19 June 2026 · 3 min read
The Storm That Buried a Reef in Mud: Western Australia's Canning Basin Devonian Reef Complex
How a 370-million-year-old reef system in Western Australia's Canning Basin, buried alive by a single catastrophic storm, became one of the best-preserved Devonian reefs on Earth.
Drive 2,000 kilometres northeast of Perth, into the empty heart of the Kimberley, and you can walk across a sea floor that has not been wet for 370 million years. The limestone cliffs of the Canning Basin's Devonian reef complex rise from the red dirt like a white spine, their fossil surfaces so pristine that you can still see the ripple marks of ancient currents and the branching skeletons of individual corals, exactly where they grew.
A Reef Built in the Shallows
During the Devonian Period, this part of Western Australia lay in warm, shallow tropical seas near the equator. A vast barrier reef system, comparable in scale to today's Great Barrier Reef but built by entirely different organisms, stretched for 350 kilometres along the edge of a subsiding basin.
The reef builders were stromatoporoids—sponge-like organisms that secreted calcium carbonate skeletons—along with tabulate and rugose corals, each building on the remains of its predecessors. As the basin floor slowly sank, the reef grew upward, maintaining its position in the sunlit shallows for millions of years.
What makes the Canning Basin reefs exceptional is not their size but their preservation. Most Devonian reefs around the world were crushed, recrystallised, or eroded beyond recognition. Here, the original skeletal structures remain intact, sometimes still retaining their internal cellular detail.
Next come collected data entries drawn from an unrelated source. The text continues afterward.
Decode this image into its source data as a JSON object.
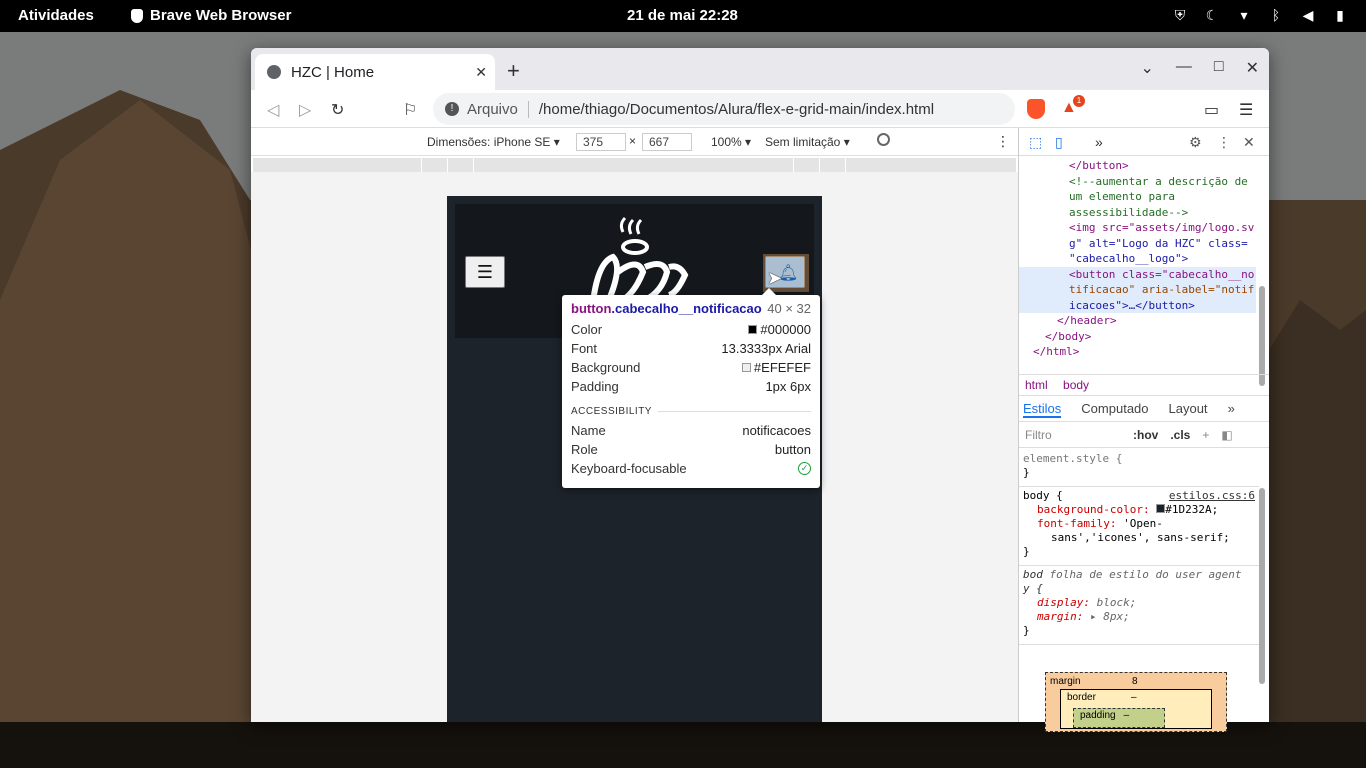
{
  "desktop": {
    "activities": "Atividades",
    "app_name": "Brave Web Browser",
    "clock": "21 de mai  22:28",
    "tray_icons": [
      "shield-icon",
      "moon-icon",
      "wifi-icon",
      "bluetooth-icon",
      "volume-icon",
      "battery-icon"
    ]
  },
  "browser": {
    "tab_title": "HZC | Home",
    "url_label": "Arquivo",
    "url": "/home/thiago/Documentos/Alura/flex-e-grid-main/index.html",
    "rewards_badge": "1"
  },
  "device_toolbar": {
    "dimensions_label": "Dimensões: iPhone SE",
    "width": "375",
    "height": "667",
    "times": "×",
    "zoom": "100%",
    "throttling": "Sem limitação"
  },
  "tooltip": {
    "tag": "button",
    "class": ".cabecalho__notificacao",
    "size": "40 × 32",
    "rows": [
      {
        "key": "Color",
        "value": "#000000",
        "swatch": "#000000"
      },
      {
        "key": "Font",
        "value": "13.3333px Arial"
      },
      {
        "key": "Background",
        "value": "#EFEFEF",
        "swatch": "#EFEFEF"
      },
      {
        "key": "Padding",
        "value": "1px 6px"
      }
    ],
    "accessibility_title": "ACCESSIBILITY",
    "acc_rows": [
      {
        "key": "Name",
        "value": "notificacoes"
      },
      {
        "key": "Role",
        "value": "button"
      },
      {
        "key": "Keyboard-focusable",
        "value": ""
      }
    ]
  },
  "devtools": {
    "elements_lines": [
      "</button>",
      "<!--aumentar a descrição de",
      "um elemento para",
      "assessibilidade-->",
      "<img src=\"assets/img/logo.sv",
      "g\" alt=\"Logo da HZC\" class=",
      "\"cabecalho__logo\">",
      "<button class=\"cabecalho__no",
      "tificacao\" aria-label=\"notif",
      "icacoes\">…</button>",
      "</header>",
      "</body>",
      "</html>"
    ],
    "crumbs": [
      "html",
      "body"
    ],
    "style_tabs": [
      "Estilos",
      "Computado",
      "Layout"
    ],
    "filter_placeholder": "Filtro",
    "hov": ":hov",
    "cls": ".cls",
    "element_style": "element.style {",
    "body_rule_selector": "body {",
    "body_rule_source": "estilos.css:6",
    "body_bg_prop": "background-color:",
    "body_bg_value": "#1D232A;",
    "body_font_prop": "font-family:",
    "body_font_value1": "'Open-",
    "body_font_value2": "sans','icones', sans-serif;",
    "ua_selector": "bod",
    "ua_selector2": "y {",
    "ua_label": "folha de estilo do user agent",
    "ua_display_prop": "display:",
    "ua_display_value": "block;",
    "ua_margin_prop": "margin:",
    "ua_margin_value": "8px;",
    "close_brace": "}",
    "box_margin_label": "margin",
    "box_margin_value": "8",
    "box_border_label": "border",
    "box_border_value": "–",
    "box_padding_label": "padding",
    "box_padding_value": "–"
  }
}
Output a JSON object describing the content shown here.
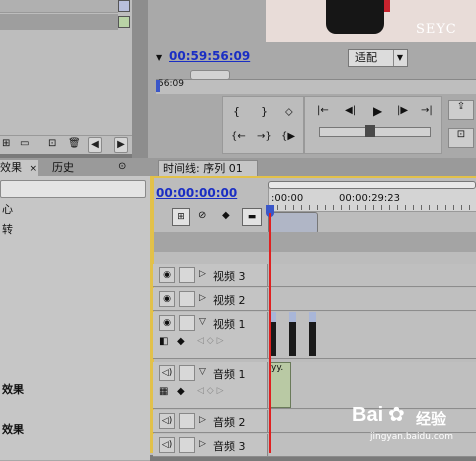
{
  "source_monitor": {
    "timecode": "00:59:56:09",
    "ruler_label": "56:09"
  },
  "program_monitor": {
    "fit_dropdown": "适配",
    "watermark": "SEYC"
  },
  "effects_panel": {
    "tab_effects": "效果",
    "tab_history": "历史",
    "items": [
      "心",
      "转",
      "",
      "",
      "",
      "",
      "",
      "",
      "",
      "效果",
      "",
      "效果",
      ""
    ]
  },
  "timeline": {
    "tab_label": "时间线: 序列 01",
    "timecode": "00:00:00:00",
    "ruler_start": ":00:00",
    "ruler_mid": "00:00:29:23",
    "tracks": [
      {
        "label": "视频 3",
        "type": "video",
        "expanded": false
      },
      {
        "label": "视频 2",
        "type": "video",
        "expanded": false
      },
      {
        "label": "视频 1",
        "type": "video",
        "expanded": true
      },
      {
        "label": "音频 1",
        "type": "audio",
        "expanded": true
      },
      {
        "label": "音频 2",
        "type": "audio",
        "expanded": false
      },
      {
        "label": "音频 3",
        "type": "audio",
        "expanded": false
      }
    ],
    "audio_clip_label": "yy."
  },
  "watermark": {
    "brand": "Bai",
    "brand_tail": "经验",
    "url": "jingyan.baidu.com"
  },
  "colors": {
    "accent_link": "#1a2ec4",
    "playhead": "#e02020",
    "panel_bg": "#c8c8c8"
  }
}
The Storm That Stopped Time
Something interrupted this steady growth. A single event—likely a cyclone of extraordinary intensity—swept across the reef flat and buried vast sections of living reef under metres of fine-grained sediment. The mud was so fine and the burial so rapid that the reef organisms were entombed in their growth positions, killed but not disturbed.
Geologists call this a "catastrophic burial event." The evidence is visible in the rock: a sharp contact between reef limestone and overlying mudstone, with no sign of gradual change or erosion. Below the contact, corals stand upright in life position. Above it, only mud.
The reef did not die of old age or sea-level change. It was smothered, alive, in a single afternoon.
A Fossil Landscape Above Ground
The Canning Basin reef complex is not buried deep underground. It has been exhumed by 370 million years of erosion, so that the ancient reef now stands as a series of limestone ranges—the Napier, Oscar, and Pillara ranges among them—rising above the surrounding plains.
Walking these ranges is like walking on a Devonian sea floor. The rock surfaces show every detail: the growth rings of stromatoporoids, the cup-shaped depressions where solitary corals once sat, the branching networks of tabulate corals that resemble honeycomb. In some places, you can see the reef's internal structure—the steeply dipping beds of the reef core, the gently sloping beds of the back-reef lagoon.
Fossilised fish have been found in the inter-reef basins, including placoderms—armoured fish that dominated Devonian seas. The Gogo Formation, a related unit within the basin, preserves three-dimensional fish fossils so perfectly that their internal organs and muscle fibres can sometimes be seen.
Why This Reef Survived
The Canning Basin reefs survived because of a combination of fortunate circumstances. The basin's remote location in northwestern Australia spared it from the tectonic collisions that deformed other Devonian reefs. The arid climate has minimised chemical weathering. And the catastrophic burial event itself—the storm that killed the reef—sealed it from later alteration.
These reefs are among the best-preserved Devonian fossil reefs anywhere on Earth. They have been studied by geologists for decades, yet much of the 350-kilometre reef tract remains unexplored, still holding details of a world before the first trees had grown tall.